Analogies, metaphors and similes work because they make the unfamiliar familiar and often the complex simple. John Pollack, former Bill Clinton Speech writer and author of the book Shortcut believes that the “analogical instinct”–the ability to see how certain things are like other things–is at the root of innovation and of sales, and that analogies are the “lifeblood” of business.
I think the reason the spumoni analogy was “sticky” (I love a pun) with both the team members and the client, was not only that it helped to solidify an idea, but it was unexpected. Had the team member used a different analogy like “multi-faceted”, which has been used so often we actually forget that it is an analogy, it would not have been as effective. When an analogy gets overused, it becomes almost meaningless (think “brainstorming”, “out of the box”, and “drill down”).

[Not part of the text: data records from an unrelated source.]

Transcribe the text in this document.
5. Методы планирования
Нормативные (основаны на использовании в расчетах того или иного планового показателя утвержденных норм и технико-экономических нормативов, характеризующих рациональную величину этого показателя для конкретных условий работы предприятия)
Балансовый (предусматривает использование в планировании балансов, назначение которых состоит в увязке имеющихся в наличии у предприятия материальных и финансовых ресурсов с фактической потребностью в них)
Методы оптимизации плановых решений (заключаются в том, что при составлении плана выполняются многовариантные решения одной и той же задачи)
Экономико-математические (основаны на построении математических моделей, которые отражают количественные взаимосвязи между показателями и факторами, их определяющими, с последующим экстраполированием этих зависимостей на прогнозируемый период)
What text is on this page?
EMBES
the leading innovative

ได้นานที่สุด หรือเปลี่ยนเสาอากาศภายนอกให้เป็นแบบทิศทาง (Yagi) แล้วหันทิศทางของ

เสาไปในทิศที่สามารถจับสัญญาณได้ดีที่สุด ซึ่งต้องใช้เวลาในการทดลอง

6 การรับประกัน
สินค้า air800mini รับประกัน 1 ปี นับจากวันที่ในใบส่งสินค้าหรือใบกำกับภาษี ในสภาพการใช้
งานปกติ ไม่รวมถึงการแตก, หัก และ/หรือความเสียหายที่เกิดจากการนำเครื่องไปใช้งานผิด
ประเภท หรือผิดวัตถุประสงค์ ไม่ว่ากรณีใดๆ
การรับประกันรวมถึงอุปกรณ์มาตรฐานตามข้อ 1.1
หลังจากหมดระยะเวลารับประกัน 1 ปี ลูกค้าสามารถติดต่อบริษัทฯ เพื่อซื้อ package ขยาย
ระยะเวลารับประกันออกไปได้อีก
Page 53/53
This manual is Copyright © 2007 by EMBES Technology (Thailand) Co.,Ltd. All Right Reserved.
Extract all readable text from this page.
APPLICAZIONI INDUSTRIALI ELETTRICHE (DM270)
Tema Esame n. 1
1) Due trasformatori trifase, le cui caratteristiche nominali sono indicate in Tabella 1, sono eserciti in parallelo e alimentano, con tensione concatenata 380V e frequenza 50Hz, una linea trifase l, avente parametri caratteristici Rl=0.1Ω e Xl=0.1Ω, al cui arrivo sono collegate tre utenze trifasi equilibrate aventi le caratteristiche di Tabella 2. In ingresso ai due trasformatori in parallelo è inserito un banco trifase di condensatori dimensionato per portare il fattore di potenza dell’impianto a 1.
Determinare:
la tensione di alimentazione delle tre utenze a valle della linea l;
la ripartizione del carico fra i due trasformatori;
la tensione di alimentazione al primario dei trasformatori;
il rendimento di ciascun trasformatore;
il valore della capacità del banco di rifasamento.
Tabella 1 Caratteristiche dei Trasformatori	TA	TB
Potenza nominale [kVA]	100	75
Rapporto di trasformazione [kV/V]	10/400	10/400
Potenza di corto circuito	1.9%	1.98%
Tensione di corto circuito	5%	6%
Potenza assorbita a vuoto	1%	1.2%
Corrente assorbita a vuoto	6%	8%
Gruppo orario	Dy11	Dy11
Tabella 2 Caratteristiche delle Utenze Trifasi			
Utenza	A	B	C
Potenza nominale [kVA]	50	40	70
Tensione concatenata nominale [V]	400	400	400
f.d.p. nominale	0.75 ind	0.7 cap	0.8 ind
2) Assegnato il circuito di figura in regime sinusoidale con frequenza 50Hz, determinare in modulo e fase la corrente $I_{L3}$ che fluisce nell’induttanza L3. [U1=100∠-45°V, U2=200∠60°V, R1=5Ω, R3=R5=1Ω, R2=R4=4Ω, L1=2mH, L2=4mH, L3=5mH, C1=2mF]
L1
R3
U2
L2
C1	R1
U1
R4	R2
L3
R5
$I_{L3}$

The spumoni team won the deal. While I am sure there was a lot more than spumoni driving the client’s decision, I can’t help but think that it contributed to helping this team communicate their understanding of the clients situation while, at the same time, making the day a little more interesting.
Keep your ears and eyes open for analogies or metaphors that can help you emphasize an important point you are trying to make. Take a few minutes to brainstorm with your team potential analogies. If one resonates, think about ways you can leverage it to inject a little levity into what can often be a dry day for clients. Explore the possibility of an image or give-away that will help build on the analogy.
Have you ever used a powerful analogy in your sales situations?